Tandis qu'elle cherchait un moyen de se tirer d'affaires, Yuzuha examina sa tenue du jour.

– Qu'est-ce que c'est que ce jean informe ? Dit-elle en claquant de la langue. Tu l'as trouvée au rayon hommes, ou quoi ? Et puis cette veste ne va pas du tout avec... Elle ne va avec rien d'ailleurs.

– C'est une catastrophe, hein ? Confirma Chiyo en finissant son éclair.

– Attendez une minute ! Les interrompit Hayate.
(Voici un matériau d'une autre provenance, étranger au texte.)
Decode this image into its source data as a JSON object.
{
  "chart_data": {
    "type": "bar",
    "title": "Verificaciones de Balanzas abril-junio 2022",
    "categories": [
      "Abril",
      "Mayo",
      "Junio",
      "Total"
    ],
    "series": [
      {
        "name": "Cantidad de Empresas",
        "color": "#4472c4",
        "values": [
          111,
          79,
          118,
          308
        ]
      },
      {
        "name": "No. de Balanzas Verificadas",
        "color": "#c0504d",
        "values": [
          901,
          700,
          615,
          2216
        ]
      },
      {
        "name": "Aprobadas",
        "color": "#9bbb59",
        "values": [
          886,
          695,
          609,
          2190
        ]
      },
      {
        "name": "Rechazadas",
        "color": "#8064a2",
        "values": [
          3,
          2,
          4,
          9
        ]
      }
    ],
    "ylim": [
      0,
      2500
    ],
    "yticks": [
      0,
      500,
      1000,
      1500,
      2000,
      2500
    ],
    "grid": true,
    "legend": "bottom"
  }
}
Moi, tout ce que je veux, c'est deux ou trois vêtements sympas ! Il n'a jamais été question de me relooker !

– Elle montre les crocs, remarqua Chiyo pas le moins du monde impressionnée.
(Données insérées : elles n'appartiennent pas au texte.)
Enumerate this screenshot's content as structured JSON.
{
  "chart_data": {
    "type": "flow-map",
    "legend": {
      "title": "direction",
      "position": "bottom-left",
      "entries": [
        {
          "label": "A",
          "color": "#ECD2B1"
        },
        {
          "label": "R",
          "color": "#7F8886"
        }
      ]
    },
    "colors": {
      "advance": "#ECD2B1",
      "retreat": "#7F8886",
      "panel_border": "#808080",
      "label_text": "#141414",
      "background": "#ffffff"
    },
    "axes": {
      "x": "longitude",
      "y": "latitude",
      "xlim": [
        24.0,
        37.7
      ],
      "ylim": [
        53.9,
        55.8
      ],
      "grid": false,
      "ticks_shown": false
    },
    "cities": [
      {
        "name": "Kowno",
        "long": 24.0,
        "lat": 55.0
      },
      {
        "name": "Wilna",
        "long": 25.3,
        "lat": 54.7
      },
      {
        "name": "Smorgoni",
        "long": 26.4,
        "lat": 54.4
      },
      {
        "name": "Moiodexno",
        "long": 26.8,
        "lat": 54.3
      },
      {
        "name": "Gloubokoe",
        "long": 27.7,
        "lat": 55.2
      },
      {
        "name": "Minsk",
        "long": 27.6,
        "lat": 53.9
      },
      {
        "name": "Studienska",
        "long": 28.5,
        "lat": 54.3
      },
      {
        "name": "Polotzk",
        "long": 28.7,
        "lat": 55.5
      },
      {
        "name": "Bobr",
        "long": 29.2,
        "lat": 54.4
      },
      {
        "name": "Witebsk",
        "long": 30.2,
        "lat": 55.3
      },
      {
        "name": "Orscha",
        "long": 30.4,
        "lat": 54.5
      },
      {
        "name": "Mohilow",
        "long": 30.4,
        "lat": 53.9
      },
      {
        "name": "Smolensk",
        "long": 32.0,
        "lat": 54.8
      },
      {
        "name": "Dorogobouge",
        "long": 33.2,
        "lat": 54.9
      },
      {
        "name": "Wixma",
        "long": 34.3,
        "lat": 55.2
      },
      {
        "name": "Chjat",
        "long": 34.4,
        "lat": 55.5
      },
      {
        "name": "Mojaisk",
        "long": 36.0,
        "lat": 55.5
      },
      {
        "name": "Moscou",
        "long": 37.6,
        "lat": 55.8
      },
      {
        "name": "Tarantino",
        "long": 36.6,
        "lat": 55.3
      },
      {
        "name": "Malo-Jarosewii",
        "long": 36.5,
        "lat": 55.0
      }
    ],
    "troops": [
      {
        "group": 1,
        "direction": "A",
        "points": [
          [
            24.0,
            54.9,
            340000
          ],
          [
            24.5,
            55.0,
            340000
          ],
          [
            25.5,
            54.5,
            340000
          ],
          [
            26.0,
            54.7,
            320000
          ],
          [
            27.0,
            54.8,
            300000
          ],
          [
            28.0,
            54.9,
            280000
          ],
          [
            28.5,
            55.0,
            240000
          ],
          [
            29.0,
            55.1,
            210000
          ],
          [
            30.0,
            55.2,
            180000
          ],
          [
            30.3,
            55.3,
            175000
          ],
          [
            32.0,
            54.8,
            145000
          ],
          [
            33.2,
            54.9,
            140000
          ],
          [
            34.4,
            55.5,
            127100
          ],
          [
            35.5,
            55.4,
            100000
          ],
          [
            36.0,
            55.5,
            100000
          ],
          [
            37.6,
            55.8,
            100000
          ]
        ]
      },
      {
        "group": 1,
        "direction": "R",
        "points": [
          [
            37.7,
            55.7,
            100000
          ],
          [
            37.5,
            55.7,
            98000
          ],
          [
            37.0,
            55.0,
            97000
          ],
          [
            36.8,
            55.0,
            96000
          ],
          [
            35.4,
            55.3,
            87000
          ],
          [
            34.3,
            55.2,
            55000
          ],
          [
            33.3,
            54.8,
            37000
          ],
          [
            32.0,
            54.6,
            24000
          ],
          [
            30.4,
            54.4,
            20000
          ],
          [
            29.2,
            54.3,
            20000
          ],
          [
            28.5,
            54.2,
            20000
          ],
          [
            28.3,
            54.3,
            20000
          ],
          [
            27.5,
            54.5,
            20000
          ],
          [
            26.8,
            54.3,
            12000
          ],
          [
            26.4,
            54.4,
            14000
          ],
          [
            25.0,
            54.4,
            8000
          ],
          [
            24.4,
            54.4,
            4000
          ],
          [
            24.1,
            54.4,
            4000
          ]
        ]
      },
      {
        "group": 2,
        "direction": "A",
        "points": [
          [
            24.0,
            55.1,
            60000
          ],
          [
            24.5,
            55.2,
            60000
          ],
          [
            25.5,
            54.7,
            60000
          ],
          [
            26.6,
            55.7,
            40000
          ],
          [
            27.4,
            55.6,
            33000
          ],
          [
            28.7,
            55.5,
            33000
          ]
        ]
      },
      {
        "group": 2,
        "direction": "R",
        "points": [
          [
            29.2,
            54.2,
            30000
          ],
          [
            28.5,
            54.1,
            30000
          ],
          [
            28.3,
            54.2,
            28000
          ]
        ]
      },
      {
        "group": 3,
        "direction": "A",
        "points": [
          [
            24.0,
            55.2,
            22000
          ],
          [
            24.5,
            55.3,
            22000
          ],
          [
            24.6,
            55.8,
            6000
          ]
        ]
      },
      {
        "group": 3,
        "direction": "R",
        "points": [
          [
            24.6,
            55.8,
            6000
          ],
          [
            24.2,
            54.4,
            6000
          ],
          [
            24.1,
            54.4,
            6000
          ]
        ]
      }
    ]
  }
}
Yuzuha revint se planter devant Hayate. Elle croisa les bras sur la poitrine et Hayate s'aperçut alors seulement que, même si elle n'était pas aussi grande qu'elle, elle était plus élancée que la moyenne des japonaises et n'avait aucun mal à la regarder dans les yeux.

Deux ou trois vêtements sympas ? Dit-elle. Parce que tu as l'intention d'aller à un rendez-vous habillée comme ça ? Tu ne feras pas plus effort pour ton petit ami ? C'est tout ce qu'il mérite ?

Son ton était acide. Hayate grinça des dents et Hina et Emma détournèrent la tête, gênées.

– Ça va, arrête ton cirque, lui rétorqua Hayate. Je les connais les filles comme toi. Dans votre tête, il n'y a que l'apparence qui compte. Et vous vous étonnez de ne pas être prises au sérieux ? Laisse-moi rire ! Hors de question que je te laisse me transformer en barbe à papa sous amphétamine pour occuper ton samedi !

Cette Yuzuha représentait tout ce qu'elle détestait : les filles qui ne pensaient qu'à leurs vêtements et à leur maquillage.

Si cette gamine superficielle croit qu'elle m'intimide, elle va avoir une surprise !

Yuzuha cependant, se contenta de ricaner.

– Évidemment, lui dit-elle, c'est tellement plus facile de se déguiser en homme pour ne pas avoir à se fatiguer à se faire respecter en tant que femme. Ça va ? Tu ne te foules pas trop ?

Hayate serra les poings.

– Laisse-moi te dire une chose, reprit Yuzuha sans la laisser parler. Les vêtements ont toujours servi à présenter celui qui les porte. Et quand je te regardes, tout ce que je vois, c'est une fille qui se cache derrière un sexe qui n'est pas le sien !

Autour d'elle, les trois autres ne savaient plus quoi dire et même les passants leur jetaient des regards à présent en faisant un crochet sur le trottoir pour les éviter.

– Espèce de... Commença Hayate.

– Alors tu as deux solutions, continua Yuzuha. Soit tu viens avec nous et tu me montres que tu as des couilles, soit tu te tires la queue entre les jambes et tu vas te planquer chez toi.

La tension entre elles était presque palpable, mais Yuzuha tourna les talons sans s'en inquiéter.

– Mais du peu que j'ai pu voir, conclut-elle, je pense que tu vas venir. Parce que tu n'es pas une lâche.





NDA : Yuzuha supremacy...

(シ_ _)シ

Après avoir grandi auprès de Taiju, on comprend qu'une fille comme elle n'ait plus peur de rien.